Learn more about CIFOR in this video:
CIFOR Products and Resources
In honor of Food Safety Education Month in September, NACCHO is highlighting CIFOR and a selection of its many products and resources that can assist public health officials involved in foodborne disease surveillance and outbreak response and food safety industry professionals:
The CIFOR Guidelines are a comprehensive source of information on foodborne disease investigation and control for local, state and federal health agencies. The Guidelines describe (a) the overall approach to addressing foodborne disease outbreaks, including preparation, detection, investigation, control and follow-up; and (b) the roles of key organizations in foodborne disease outbreaks.
CIFOR members have been hard at work on the third edition of the CIFOR Guidelines, which will be released in the next few months! Sign up here to receive updates on the new Guidelines, as well as other new CIFOR resources, funding opportunities, and events.
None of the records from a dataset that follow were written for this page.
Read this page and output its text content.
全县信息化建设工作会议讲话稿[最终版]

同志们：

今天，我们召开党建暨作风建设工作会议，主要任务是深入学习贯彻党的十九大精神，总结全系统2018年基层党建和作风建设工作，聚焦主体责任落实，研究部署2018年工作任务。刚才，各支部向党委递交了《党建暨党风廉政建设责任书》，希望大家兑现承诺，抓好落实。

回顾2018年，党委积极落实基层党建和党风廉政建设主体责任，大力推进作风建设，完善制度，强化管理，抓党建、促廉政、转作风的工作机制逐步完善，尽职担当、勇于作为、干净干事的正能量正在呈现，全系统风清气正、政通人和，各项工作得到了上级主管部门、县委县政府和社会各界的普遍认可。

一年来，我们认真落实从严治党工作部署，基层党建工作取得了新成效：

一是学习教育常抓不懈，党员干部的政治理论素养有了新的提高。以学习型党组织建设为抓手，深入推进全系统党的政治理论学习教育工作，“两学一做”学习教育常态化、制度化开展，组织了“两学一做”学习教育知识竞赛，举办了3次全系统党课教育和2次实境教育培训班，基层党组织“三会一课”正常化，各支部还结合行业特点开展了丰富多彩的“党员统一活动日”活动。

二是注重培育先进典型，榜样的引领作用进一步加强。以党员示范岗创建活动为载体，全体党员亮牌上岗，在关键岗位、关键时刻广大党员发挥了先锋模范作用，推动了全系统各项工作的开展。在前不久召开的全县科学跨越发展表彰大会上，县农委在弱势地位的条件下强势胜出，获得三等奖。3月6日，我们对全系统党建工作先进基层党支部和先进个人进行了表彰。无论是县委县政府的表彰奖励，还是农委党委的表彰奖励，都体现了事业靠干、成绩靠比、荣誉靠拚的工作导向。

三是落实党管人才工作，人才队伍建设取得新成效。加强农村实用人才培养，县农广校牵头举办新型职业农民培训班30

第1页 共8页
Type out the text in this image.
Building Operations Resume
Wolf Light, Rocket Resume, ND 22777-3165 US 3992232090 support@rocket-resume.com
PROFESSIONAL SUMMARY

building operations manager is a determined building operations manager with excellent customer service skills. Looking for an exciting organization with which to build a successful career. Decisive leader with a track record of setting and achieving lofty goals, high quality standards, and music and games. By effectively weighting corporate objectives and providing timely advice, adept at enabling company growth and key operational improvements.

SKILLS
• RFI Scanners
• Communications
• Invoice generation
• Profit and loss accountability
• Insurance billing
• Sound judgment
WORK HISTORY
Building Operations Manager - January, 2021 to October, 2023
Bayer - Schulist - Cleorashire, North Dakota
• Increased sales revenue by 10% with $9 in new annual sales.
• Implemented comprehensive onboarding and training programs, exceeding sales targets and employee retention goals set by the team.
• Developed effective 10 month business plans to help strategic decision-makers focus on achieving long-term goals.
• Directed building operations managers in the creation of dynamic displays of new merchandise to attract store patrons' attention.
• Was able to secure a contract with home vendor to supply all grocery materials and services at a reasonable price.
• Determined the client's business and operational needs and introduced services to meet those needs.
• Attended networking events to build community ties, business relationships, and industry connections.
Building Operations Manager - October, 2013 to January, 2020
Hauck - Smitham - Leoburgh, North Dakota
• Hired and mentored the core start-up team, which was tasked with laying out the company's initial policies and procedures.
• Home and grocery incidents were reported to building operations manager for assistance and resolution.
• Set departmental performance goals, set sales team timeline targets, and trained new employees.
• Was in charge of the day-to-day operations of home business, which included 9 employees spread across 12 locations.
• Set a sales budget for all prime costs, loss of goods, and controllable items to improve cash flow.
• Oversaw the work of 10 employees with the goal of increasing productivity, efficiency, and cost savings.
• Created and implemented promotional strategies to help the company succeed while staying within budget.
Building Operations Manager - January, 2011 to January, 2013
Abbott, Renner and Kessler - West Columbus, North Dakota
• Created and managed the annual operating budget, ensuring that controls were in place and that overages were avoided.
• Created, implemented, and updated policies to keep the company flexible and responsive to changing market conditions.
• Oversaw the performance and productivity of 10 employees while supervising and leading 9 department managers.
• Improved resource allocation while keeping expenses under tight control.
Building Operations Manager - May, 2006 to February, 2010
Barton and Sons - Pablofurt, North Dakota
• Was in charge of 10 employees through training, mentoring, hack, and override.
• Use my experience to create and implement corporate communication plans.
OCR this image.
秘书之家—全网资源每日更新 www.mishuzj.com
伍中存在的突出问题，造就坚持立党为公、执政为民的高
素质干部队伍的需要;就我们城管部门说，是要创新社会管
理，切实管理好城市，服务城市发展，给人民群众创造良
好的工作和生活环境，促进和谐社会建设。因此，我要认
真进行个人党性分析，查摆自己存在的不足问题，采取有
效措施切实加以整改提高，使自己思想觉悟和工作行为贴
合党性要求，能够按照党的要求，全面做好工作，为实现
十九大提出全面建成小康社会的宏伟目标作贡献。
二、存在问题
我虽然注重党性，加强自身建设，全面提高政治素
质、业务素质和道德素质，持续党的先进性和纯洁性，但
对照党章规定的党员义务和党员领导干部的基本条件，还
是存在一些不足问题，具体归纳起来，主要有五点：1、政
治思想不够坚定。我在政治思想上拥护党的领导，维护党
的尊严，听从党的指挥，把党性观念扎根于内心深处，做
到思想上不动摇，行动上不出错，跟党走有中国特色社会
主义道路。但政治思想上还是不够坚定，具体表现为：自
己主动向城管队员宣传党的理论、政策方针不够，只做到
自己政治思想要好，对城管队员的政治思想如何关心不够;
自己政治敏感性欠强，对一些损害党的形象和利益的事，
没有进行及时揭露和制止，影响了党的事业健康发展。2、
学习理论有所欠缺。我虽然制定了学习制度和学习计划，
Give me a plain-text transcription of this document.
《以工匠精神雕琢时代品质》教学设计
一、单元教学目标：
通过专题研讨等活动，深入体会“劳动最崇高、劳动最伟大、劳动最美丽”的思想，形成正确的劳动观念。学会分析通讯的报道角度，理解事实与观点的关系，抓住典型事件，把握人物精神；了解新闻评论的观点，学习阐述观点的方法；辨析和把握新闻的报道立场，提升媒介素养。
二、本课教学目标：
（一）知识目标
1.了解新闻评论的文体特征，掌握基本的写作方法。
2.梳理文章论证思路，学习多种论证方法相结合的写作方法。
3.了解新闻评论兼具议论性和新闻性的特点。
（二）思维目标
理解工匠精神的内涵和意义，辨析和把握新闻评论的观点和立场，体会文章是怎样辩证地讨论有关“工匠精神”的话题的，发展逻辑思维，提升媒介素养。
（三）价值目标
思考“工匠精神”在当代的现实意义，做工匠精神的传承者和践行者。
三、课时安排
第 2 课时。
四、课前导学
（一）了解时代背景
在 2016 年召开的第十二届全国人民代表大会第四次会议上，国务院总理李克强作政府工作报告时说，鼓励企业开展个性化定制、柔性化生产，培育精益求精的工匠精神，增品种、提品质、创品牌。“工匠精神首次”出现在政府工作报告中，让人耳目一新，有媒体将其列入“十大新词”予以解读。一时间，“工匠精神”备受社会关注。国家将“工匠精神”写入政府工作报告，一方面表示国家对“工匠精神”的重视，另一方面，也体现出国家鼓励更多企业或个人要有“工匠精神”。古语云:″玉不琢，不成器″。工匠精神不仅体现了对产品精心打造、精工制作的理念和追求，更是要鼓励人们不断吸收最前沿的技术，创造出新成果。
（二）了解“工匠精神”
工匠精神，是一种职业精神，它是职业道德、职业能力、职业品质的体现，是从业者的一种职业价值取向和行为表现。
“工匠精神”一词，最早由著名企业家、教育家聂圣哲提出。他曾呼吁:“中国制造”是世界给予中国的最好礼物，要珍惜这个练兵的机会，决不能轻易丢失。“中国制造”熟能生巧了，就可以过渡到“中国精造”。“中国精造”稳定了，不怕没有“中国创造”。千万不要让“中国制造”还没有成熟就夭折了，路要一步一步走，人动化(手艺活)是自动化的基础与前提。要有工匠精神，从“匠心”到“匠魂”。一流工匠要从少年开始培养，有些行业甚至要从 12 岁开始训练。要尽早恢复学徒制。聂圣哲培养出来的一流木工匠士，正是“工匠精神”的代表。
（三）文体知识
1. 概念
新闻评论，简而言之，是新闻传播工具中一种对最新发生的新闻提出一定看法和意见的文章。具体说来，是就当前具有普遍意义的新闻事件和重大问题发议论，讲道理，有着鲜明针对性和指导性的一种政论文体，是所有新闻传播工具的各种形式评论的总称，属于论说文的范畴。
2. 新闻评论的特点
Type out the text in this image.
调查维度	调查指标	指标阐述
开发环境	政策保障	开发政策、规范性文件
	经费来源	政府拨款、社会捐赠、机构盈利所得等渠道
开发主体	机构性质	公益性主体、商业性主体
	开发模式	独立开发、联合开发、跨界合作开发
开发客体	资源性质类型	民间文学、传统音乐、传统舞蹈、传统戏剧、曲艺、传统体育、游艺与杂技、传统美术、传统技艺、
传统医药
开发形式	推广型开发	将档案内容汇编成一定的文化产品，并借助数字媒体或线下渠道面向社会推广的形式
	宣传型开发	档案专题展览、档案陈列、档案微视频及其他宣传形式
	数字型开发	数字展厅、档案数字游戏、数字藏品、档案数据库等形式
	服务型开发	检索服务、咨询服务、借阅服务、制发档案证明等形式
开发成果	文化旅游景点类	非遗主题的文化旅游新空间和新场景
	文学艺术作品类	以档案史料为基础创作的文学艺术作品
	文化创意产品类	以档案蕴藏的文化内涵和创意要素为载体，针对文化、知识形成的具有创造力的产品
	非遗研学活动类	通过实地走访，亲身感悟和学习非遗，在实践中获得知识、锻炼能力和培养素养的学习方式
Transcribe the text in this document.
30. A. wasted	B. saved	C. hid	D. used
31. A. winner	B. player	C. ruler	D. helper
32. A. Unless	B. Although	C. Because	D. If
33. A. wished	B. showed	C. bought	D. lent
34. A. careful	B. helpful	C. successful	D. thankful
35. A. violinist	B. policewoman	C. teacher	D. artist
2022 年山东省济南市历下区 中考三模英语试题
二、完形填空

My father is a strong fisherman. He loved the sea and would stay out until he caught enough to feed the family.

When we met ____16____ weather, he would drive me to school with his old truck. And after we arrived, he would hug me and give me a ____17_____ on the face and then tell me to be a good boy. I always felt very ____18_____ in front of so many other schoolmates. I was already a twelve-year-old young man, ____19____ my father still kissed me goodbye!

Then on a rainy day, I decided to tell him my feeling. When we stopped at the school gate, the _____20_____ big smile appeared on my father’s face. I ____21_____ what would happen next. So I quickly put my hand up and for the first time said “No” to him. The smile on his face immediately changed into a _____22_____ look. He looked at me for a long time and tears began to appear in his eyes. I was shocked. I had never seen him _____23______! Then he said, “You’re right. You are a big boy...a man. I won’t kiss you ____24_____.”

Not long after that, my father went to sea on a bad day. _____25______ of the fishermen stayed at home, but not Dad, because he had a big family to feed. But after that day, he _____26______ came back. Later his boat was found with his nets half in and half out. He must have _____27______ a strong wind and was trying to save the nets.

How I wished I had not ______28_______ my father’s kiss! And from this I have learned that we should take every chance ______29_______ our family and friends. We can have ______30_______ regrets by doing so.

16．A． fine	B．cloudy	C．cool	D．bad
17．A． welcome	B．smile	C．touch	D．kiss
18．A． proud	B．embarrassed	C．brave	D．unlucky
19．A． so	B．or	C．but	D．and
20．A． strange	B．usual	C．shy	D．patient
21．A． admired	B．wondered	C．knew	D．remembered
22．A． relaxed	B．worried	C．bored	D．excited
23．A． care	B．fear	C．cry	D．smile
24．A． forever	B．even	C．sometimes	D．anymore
The CIFOR Guidelines Toolkit was developed to help implement the CIFOR Guidelines. It contains worksheets and keys to success designed to help agencies identify which recommendations work best for their jurisdictions. The Toolkit is intended to help state and local health departments understand the Guidelines, conduct a self-assessment of their outbreak detection and investigation procedures, and implement appropriate recommendations from the CIFOR Guidelines.
Rachel Jervis of the Colorado Food Safety Center of Excellence explained how she has use the CIFOR Toolkit:
“In my role, I’ve facilitated multiple CIFOR Toolkit self-evaluations. The meetings provide an opportunity for outbreak investigators to collaborate outside the frenetic pace of an outbreak investigation. The Toolkit and other CIFOR products provide a structure for agencies to reflect and strive for improvement. CIFOR products also allow flexibility to tailor each meeting to the users’ needs.”
The CIFOR Industry Guidelines are voluntary recommendations for owners, operators, and managers of restaurants and other retail food establishments (“Industry”) to clarify Industry’s role in a foodborne illness outbreak investigation. The Industry Guidelines and its tools help Industry take an active and educated role in outbreak response, thereby reducing negative economic impact to their businesses. This product was developed by the CIFOR Industry Workgroup, a public/private partnership of experts from government and the food industry.
The CIFOR Guidelines for Foodborne Illness Complaint Systems are for local health departments looking to respond to consumer complaints more effectively. The guidelines include a comprehensive review of current foodborne illness complaint systems, guidelines adapted for multiple agency structures, and other tools.
The CIFOR OUE Guidelines include recommendations on “universal” collection, shipment, testing, and retention of foodborne outbreak specimens, even in the early stages of an investigation. Based on syndromes and specific outbreak profiles, the guidelines are designed to provide adequate specimens for second-tier testing and pathogen discovery should an etiology prove elusive. The OUE Guidelines cover both infectious and non-infectious agents.
CIFOR’s Food Safety Clearinghouse is an online repository offering food safety resources developed by state and local health departments, laboratories, academic institutions, non-governmental organizations, and governmental agencies in order to facilitate knowledge sharing across jurisdictions.